Sous la forme d'un monologue intérieur un brin désordonné, elle donne la parole à une jeune femme analphabète qui a vécu une grande partie de son existence cloîtrée dans une cave et qui se prostitue depuis la mort de sa mère adoptive.
La plus grande difficulté pour le lecteur est le lâcher-prise. Il faut qu'il accepte une langue plutôt enfantine avec une grammaire approximative, des fautes d'orthographe et des formules répétitives. Mais ceux qui ont achevé la lecture d "Enig marcheur" de Russell Hoban ou du "Livre de Dave" de Will Self trouveront la lecture de celui-ci d'une desarmante facilité.

Moira, surnommée Moi, erre dans un monde en proie à d'incessantes pandémies, mais elle appartient à la catégorie des Vivace Dolls qui sont mystérieusement immunisées contre toutes les maladies.
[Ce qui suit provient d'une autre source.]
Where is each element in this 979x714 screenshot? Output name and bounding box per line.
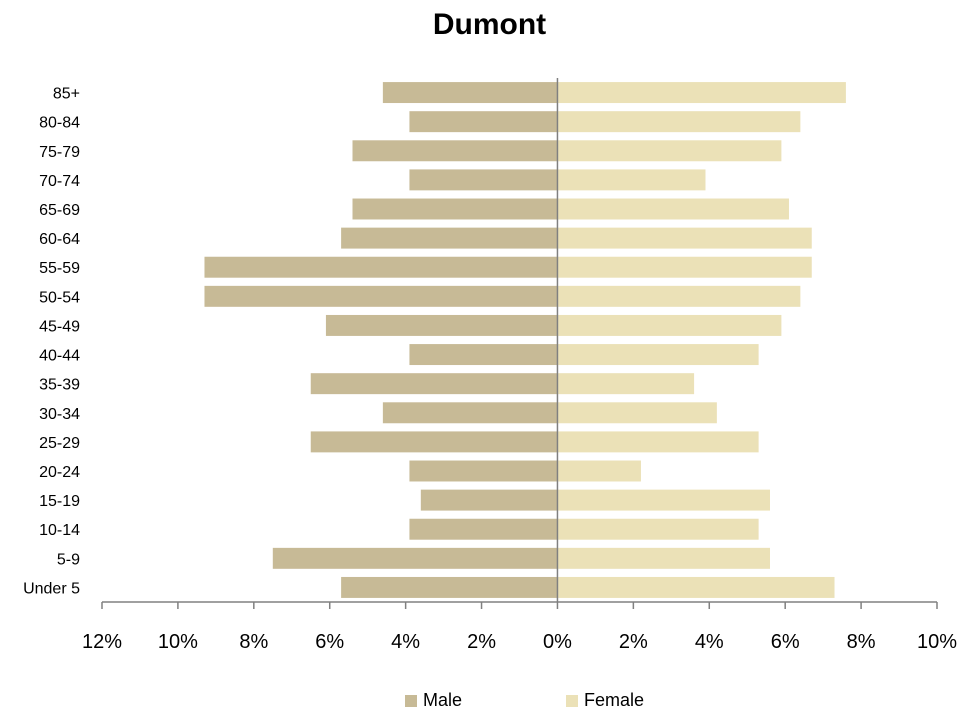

Elle gagne sa vie en se prêtant à différents tests, en vendant son sang, son urine, ses dents ou ses cheveux et en se prostituant si besoin.
" C'est ça qu'ils veulent d'habitude là où je bosse. C'est débile, mais plein de gens se mettent dans la tête que s'ils arrivent à baiser avec une vivace de Powell's Cove, ils vont pas mourir… et ben c'est une clientèle assez idiote. Mais ça, c'est pas mon problème. Moi j'aimais pas trop ça baiser, alors je proposais d'autres trucs, genre du sang ou de l'urine. Mais j'ai aucune idée ce qu'ils en faisaient. Ils achetaient même des dents des fois. Je crois bien ils les accrochaient sur une ficelle autour de leur cou, comme un porte-bonheur. Ils achetaient même des ongles."
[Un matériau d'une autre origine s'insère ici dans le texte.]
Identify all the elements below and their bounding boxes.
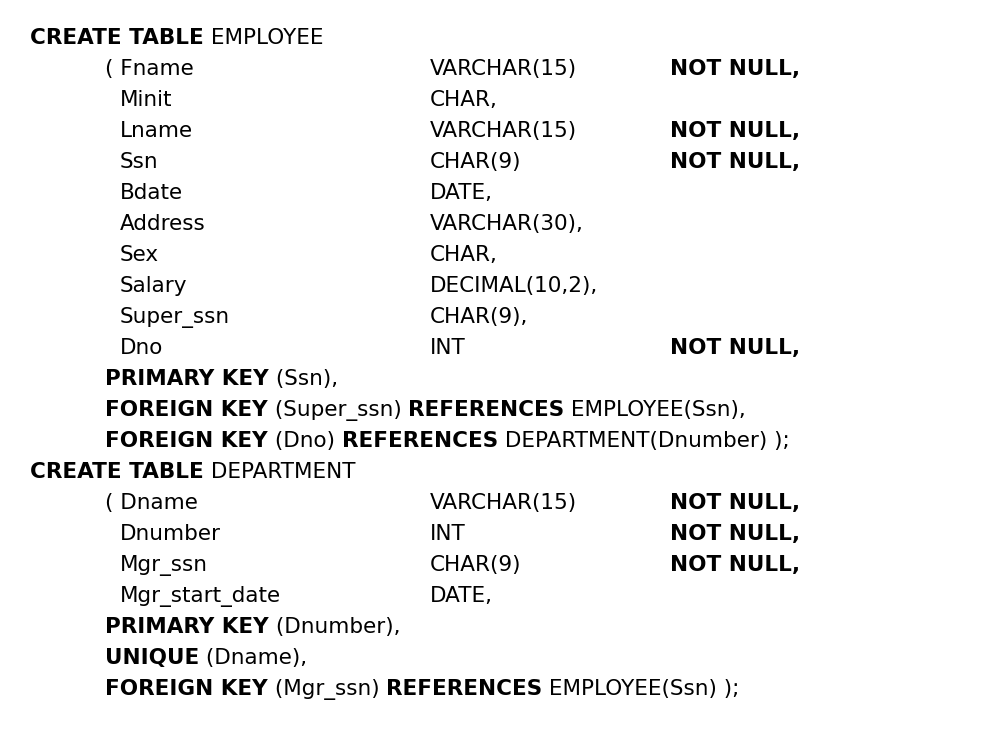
Text: UNIQUE: UNIQUE (105, 648, 200, 668)
Text: Sex: Sex (120, 245, 159, 265)
Text: CHAR(9),: CHAR(9), (430, 307, 528, 327)
Text: CREATE TABLE: CREATE TABLE (30, 28, 204, 48)
Text: CREATE TABLE: CREATE TABLE (30, 462, 204, 482)
Text: NOT NULL,: NOT NULL, (670, 59, 800, 79)
Text: Dno: Dno (120, 338, 164, 358)
Text: Salary: Salary (120, 276, 188, 296)
Text: VARCHAR(15): VARCHAR(15) (430, 493, 577, 513)
Text: NOT NULL,: NOT NULL, (670, 493, 800, 513)
Text: REFERENCES: REFERENCES (386, 679, 542, 699)
Text: FOREIGN KEY: FOREIGN KEY (105, 679, 268, 699)
Text: Ssn: Ssn (120, 152, 159, 172)
Text: (Super_ssn): (Super_ssn) (268, 400, 408, 421)
Text: NOT NULL,: NOT NULL, (670, 121, 800, 141)
Text: Mgr_start_date: Mgr_start_date (120, 586, 281, 607)
Text: Minit: Minit (120, 90, 173, 110)
Text: DEPARTMENT: DEPARTMENT (204, 462, 355, 482)
Text: DATE,: DATE, (430, 586, 493, 606)
Text: DATE,: DATE, (430, 183, 493, 203)
Text: CHAR,: CHAR, (430, 90, 497, 110)
Text: EMPLOYEE(Ssn),: EMPLOYEE(Ssn), (564, 400, 747, 420)
Text: Bdate: Bdate (120, 183, 183, 203)
Text: INT: INT (430, 338, 466, 358)
Text: VARCHAR(15): VARCHAR(15) (430, 59, 577, 79)
Text: NOT NULL,: NOT NULL, (670, 555, 800, 575)
Text: (Ssn),: (Ssn), (269, 369, 338, 389)
Text: DECIMAL(10,2),: DECIMAL(10,2), (430, 276, 598, 296)
Text: (Mgr_ssn): (Mgr_ssn) (268, 679, 386, 700)
Text: PRIMARY KEY: PRIMARY KEY (105, 369, 269, 389)
Text: NOT NULL,: NOT NULL, (670, 152, 800, 172)
Text: Mgr_ssn: Mgr_ssn (120, 555, 208, 576)
Text: Super_ssn: Super_ssn (120, 307, 230, 328)
Text: Lname: Lname (120, 121, 193, 141)
Text: FOREIGN KEY: FOREIGN KEY (105, 400, 268, 420)
Text: CHAR(9): CHAR(9) (430, 152, 521, 172)
Text: FOREIGN KEY: FOREIGN KEY (105, 431, 268, 451)
Text: ( Fname: ( Fname (105, 59, 194, 79)
Text: (Dno): (Dno) (268, 431, 342, 451)
Text: ( Dname: ( Dname (105, 493, 198, 513)
Text: DEPARTMENT(Dnumber) );: DEPARTMENT(Dnumber) ); (497, 431, 789, 451)
Text: REFERENCES: REFERENCES (408, 400, 564, 420)
Text: PRIMARY KEY: PRIMARY KEY (105, 617, 269, 637)
Text: Dnumber: Dnumber (120, 524, 221, 544)
Text: VARCHAR(15): VARCHAR(15) (430, 121, 577, 141)
Text: EMPLOYEE(Ssn) );: EMPLOYEE(Ssn) ); (542, 679, 740, 699)
Text: REFERENCES: REFERENCES (342, 431, 497, 451)
Text: EMPLOYEE: EMPLOYEE (204, 28, 324, 48)
Text: Address: Address (120, 214, 206, 234)
Text: INT: INT (430, 524, 466, 544)
Text: CHAR(9): CHAR(9) (430, 555, 521, 575)
Text: NOT NULL,: NOT NULL, (670, 338, 800, 358)
Text: (Dnumber),: (Dnumber), (269, 617, 400, 637)
Text: CHAR,: CHAR, (430, 245, 497, 265)
Text: VARCHAR(30),: VARCHAR(30), (430, 214, 584, 234)
Text: NOT NULL,: NOT NULL, (670, 524, 800, 544)
Text: (Dname),: (Dname), (200, 648, 308, 668)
Dans ce futur chaotique où l'État et la protection qu'il accorde aux plus faibles se cantonnent au strict minimum, la grande question est celle de la fertilité. Pour faire face aux épidémies, les expérimentations les plus farfelues se sont déroulées au mépris de toute déontologie et des tas de bricolages génétiques ont causé une stérilité quasi universelle. La recherche d'un génome sain est un enjeu considérable et si le clonage est strictement interdit, des laboratoires clandestins appelés fermes semblent exister sur toute la planète.
Ils sont cependant menacés par les Chevaliers de la Vie, des fanatiques religieux qui brûlent les fermes isolées où se déroulent ces expérimentations.

Lorsque Moi rencontre Rauden, un fermier-généticien, elle est embauchée pour fournir du matériel génétique à une mère riche et désespérée , qui vient de perdre ses quatre filles et qui veut acheter un enfant résistant aux virus.
Carola Dibbell dévoile alors une qualité insoupçonnée chez son héroïne que l'on croyait un peu attardée. Elle témoigne d'un réel bon sens et d'une réelle curiosité scientifique lorsque le processus de fécondation se met en place.
Ovule, cellule, cryoPak, soma, enucleation, noyau, mitochondrie : le vocabulaire assez pauvre de Moira s'enrichit alors d'un lexique insoupçonné et elle montre sa fascination pour des manipulations très techniques.

L'auteure partage cette curiosité qui va prendre une large place dans la narration. Tout le processus du clonage est décrit en détail par la voix de Moi qui nous épargne ainsi un discours trop scientifique. L'intrigue repose alors sur les épreuves et les tribulations de Rauden qui, dans des conditions pour le moins rustiques, doit créer des utérus artificiels capables de donner naissance aux embryons clonés. Les lecteurs assistent abasourdis à des FIV tentées avec les ovules de Moi et du sperme congelé, puis au clonage de Moi en utilisant Rini ( la riche cliente) comme donneuse d'ovules, enfin au clonage de Moi avec ses propres oeufs.
En partageant les expérimentations avec ses lecteurs, l'auteure transmet à la fois sa fascination et ses interrogations face aux enjeux éthiques de ces expériences.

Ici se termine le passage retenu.